Researchers have developed and validated an algorithm that can help healthcare professionals identify who is most at risk of dying from COVID-19 when they are admitted to a hospital, reports a study published today in eLife.
The tool, which uses artificial intelligence (AI), can help physicians direct critical care resources to those who need them most, and will be particularly valuable to resource-constrained countries.
“The presence of new SARS-CoV-2 variants, declining immune protection and mitigation measures means we are likely to continue to see increases in infections and hospitalizations,” explains the leader of this international project and senior author David Gómez-Varela , fhv. Max Planck group leader and current senior researcher at the Department of Pharmacology and Toxicology, University of Vienna, Austria. “Clinically valuable and generalizable triage tools are needed to help allocate hospital resources to COVID-19, especially in places where resources are scarce. But these tools need to be able to cope with the ever-changing scenario in a global pandemic and must be easy to implement. “
To develop such a tool, the team used biochemical data from routine blood tests performed on nearly 30,000 patients admitted to over 150 hospitals in Spain, USA, Honduras, Bolivia and Argentina between March 2020 and February 2022. This means that they were able to capture data from people with different immune statuses – vaccinated, unvaccinated and those with natural immunity – and from people infected with each SARS-CoV-2 variant, from the virus that originated in Wuhan, China, to the latest Omicron variant. “The inherent variability of such a diverse dataset is a major challenge for AI-based prediction models,” says lead author Riku Klén, associate professor at the University of Turku, Finland.
The resulting algorithm – called COVID-19 Disease Outcome Predictor (CODOP) – uses measurements of 12 blood molecules that are normally collected during hospitalization. This means that the predictable tool can be easily integrated into the clinical care of any hospital.

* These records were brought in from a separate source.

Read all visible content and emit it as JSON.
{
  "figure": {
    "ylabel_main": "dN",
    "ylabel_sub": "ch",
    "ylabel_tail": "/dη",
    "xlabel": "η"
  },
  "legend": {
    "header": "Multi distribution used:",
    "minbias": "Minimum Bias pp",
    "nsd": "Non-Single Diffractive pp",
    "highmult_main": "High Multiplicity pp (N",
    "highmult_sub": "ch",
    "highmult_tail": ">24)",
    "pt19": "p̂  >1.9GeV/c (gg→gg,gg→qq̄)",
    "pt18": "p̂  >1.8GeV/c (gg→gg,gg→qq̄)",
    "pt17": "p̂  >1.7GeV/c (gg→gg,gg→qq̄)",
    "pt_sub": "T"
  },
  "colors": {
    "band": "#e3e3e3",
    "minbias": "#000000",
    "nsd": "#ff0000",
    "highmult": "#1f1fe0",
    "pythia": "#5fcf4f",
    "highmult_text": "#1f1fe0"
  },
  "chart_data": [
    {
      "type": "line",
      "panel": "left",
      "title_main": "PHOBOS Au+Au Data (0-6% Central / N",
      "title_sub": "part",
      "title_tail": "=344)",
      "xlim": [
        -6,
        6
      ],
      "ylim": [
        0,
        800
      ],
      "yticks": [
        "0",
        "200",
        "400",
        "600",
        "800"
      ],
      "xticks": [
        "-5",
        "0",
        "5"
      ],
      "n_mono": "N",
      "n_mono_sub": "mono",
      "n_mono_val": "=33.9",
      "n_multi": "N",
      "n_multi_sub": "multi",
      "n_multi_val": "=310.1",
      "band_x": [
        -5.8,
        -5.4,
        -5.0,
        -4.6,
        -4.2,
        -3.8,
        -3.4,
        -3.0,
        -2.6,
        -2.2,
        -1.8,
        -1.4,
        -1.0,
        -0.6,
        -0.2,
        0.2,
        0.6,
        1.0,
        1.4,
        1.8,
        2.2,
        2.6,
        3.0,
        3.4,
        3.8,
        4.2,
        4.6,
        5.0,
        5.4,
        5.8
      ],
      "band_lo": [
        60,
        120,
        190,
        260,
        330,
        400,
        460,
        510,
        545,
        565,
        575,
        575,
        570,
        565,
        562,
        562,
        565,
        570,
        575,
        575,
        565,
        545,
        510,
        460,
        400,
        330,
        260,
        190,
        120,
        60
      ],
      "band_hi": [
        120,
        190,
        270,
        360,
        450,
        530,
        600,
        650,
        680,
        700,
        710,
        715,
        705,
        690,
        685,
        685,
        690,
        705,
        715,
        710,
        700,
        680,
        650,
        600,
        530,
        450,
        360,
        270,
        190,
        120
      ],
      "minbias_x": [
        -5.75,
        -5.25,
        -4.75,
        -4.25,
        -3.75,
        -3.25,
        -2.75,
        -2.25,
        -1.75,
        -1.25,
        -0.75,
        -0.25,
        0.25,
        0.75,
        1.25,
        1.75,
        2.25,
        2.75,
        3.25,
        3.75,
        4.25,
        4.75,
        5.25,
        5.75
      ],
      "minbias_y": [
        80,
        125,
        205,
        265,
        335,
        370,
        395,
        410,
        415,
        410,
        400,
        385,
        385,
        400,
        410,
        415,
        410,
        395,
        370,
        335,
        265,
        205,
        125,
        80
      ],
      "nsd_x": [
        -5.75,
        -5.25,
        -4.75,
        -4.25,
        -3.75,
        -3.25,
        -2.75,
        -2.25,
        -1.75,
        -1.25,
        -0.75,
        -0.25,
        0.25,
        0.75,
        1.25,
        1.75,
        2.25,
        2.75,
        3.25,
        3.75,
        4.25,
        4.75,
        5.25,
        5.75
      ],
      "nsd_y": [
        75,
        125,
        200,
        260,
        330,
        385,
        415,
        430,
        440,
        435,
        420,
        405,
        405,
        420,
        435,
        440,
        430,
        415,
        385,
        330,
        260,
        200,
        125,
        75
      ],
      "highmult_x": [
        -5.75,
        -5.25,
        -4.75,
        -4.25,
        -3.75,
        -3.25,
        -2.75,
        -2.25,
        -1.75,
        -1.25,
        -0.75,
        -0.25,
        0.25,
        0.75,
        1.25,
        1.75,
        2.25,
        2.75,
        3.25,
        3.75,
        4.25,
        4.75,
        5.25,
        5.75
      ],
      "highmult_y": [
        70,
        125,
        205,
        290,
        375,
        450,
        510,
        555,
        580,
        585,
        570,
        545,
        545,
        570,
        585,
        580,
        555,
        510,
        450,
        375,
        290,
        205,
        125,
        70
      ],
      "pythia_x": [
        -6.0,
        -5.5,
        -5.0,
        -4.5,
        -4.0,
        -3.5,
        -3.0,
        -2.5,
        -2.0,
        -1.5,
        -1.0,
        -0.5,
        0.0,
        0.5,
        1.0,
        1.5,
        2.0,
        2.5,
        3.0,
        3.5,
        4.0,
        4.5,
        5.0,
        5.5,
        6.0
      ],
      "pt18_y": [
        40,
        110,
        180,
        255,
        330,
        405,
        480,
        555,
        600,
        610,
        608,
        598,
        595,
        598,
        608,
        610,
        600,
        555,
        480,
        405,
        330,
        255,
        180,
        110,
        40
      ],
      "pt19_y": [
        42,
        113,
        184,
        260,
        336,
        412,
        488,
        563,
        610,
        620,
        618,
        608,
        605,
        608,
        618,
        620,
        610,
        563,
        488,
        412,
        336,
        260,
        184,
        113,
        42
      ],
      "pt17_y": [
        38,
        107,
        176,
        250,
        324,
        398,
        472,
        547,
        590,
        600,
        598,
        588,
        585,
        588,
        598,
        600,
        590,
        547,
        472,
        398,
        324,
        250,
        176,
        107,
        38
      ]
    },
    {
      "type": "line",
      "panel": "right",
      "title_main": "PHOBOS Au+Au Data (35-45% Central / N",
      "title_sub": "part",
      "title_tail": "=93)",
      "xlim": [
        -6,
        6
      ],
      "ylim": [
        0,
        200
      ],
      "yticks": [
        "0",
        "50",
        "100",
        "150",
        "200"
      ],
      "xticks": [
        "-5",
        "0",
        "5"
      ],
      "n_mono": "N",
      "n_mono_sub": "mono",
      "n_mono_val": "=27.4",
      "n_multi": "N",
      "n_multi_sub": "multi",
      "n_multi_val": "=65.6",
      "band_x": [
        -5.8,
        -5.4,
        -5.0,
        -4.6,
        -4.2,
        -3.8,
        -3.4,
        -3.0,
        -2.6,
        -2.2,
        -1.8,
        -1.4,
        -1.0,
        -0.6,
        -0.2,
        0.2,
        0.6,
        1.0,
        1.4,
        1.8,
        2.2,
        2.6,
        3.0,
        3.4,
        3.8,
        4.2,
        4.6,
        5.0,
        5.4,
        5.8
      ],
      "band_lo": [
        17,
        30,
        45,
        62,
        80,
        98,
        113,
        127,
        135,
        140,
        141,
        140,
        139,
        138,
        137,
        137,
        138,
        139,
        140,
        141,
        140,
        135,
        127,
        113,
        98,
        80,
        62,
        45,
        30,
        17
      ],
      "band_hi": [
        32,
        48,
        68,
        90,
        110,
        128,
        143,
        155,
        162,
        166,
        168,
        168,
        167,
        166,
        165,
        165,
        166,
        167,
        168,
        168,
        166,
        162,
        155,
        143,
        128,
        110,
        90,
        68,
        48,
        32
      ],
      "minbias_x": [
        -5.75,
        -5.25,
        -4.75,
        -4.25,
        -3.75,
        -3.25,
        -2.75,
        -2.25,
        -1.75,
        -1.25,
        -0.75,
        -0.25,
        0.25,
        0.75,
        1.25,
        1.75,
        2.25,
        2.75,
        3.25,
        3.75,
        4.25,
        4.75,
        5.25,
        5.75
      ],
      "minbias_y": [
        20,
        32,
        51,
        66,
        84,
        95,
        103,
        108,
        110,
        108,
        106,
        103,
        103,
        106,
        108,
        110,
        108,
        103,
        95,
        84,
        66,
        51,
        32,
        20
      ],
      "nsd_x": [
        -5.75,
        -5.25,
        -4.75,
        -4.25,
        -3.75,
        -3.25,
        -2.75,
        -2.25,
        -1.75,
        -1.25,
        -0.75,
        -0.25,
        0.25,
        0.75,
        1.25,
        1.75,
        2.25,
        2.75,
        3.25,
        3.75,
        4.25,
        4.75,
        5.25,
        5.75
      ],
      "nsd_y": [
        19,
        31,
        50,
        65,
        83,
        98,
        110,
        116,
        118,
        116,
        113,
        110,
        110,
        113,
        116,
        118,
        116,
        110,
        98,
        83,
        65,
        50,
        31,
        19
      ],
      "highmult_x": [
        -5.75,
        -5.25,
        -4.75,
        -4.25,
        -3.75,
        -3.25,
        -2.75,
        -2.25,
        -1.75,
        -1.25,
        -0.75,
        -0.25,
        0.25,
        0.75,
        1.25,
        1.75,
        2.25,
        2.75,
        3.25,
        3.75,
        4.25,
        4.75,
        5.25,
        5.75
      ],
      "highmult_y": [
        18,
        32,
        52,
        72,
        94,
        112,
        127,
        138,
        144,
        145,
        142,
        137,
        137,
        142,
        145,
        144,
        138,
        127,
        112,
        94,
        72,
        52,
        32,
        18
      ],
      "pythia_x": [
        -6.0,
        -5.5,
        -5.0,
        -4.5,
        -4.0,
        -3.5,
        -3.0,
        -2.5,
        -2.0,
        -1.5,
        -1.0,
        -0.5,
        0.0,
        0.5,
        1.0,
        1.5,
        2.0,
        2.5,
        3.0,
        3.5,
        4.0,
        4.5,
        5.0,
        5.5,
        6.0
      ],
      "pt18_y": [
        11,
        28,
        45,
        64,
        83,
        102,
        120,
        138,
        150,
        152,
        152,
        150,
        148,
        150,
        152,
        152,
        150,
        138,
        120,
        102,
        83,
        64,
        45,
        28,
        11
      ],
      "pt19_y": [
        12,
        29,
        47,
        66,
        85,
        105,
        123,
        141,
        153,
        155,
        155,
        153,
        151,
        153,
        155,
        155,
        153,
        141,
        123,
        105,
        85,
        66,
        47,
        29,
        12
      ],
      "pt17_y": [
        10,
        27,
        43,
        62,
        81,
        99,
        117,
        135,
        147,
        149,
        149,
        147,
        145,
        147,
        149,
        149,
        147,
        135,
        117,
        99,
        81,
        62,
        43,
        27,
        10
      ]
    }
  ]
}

CODOP was developed in a multi-step process that initially used data from patients admitted to more than 120 hospitals in Spain to ‘train’ the AI system to predict the characteristics of a poor prognosis.
The next step was to ensure that the tool worked regardless of the patients’ immune status or COVID-19 variant, so they tested the algorithm in several subgroups of geographically dispersed patients. The tool still performed well in predicting the risk of death in hospital during this fluctuating scenario of the pandemic, suggesting that the measurements CODOP is based on are really meaningful biomarkers for whether a patient with COVID-19 is likely to worsen.
To test whether the timing of blood tests affects the performance of the tool, the team compared data from different blood sampling times before patients either recovered or died. They found that the algorithm can predict survival or death of hospitalized patients with high accuracy until nine days before both outcomes occur.
Finally, they created two different versions of the tool for use in scenarios where health resources are either functioning normally or are under severe pressure. Under normal operational burden, physicians may choose to use an “overtriage” version, which is very sensitive to picking up people at increased risk of death, at the expense of detecting some people who did not need critical care. The alternative ‘undertriage’ model minimizes the possibility of incorrectly selecting people at lower risk of dying, and gives doctors greater assurance that they are providing care to those at highest risk when resources are severely limited.
“CODOP’s performance in diverse and geographically dispersed patient groups and its ease of use suggest that it could be a valuable tool in the clinic, especially in resource-constrained countries,” notes Gómez-Varela. We are now working on a follow-up dual model tailored to the current pandemic scenario of increasing infections and cumulative immune protection, which will predict the need for hospitalization within 24 hours for patients in primary care and intensive hospitalization within 48 hours for those who “We hope to help healthcare systems restore previous standards of routine care before the pandemic takes hold.”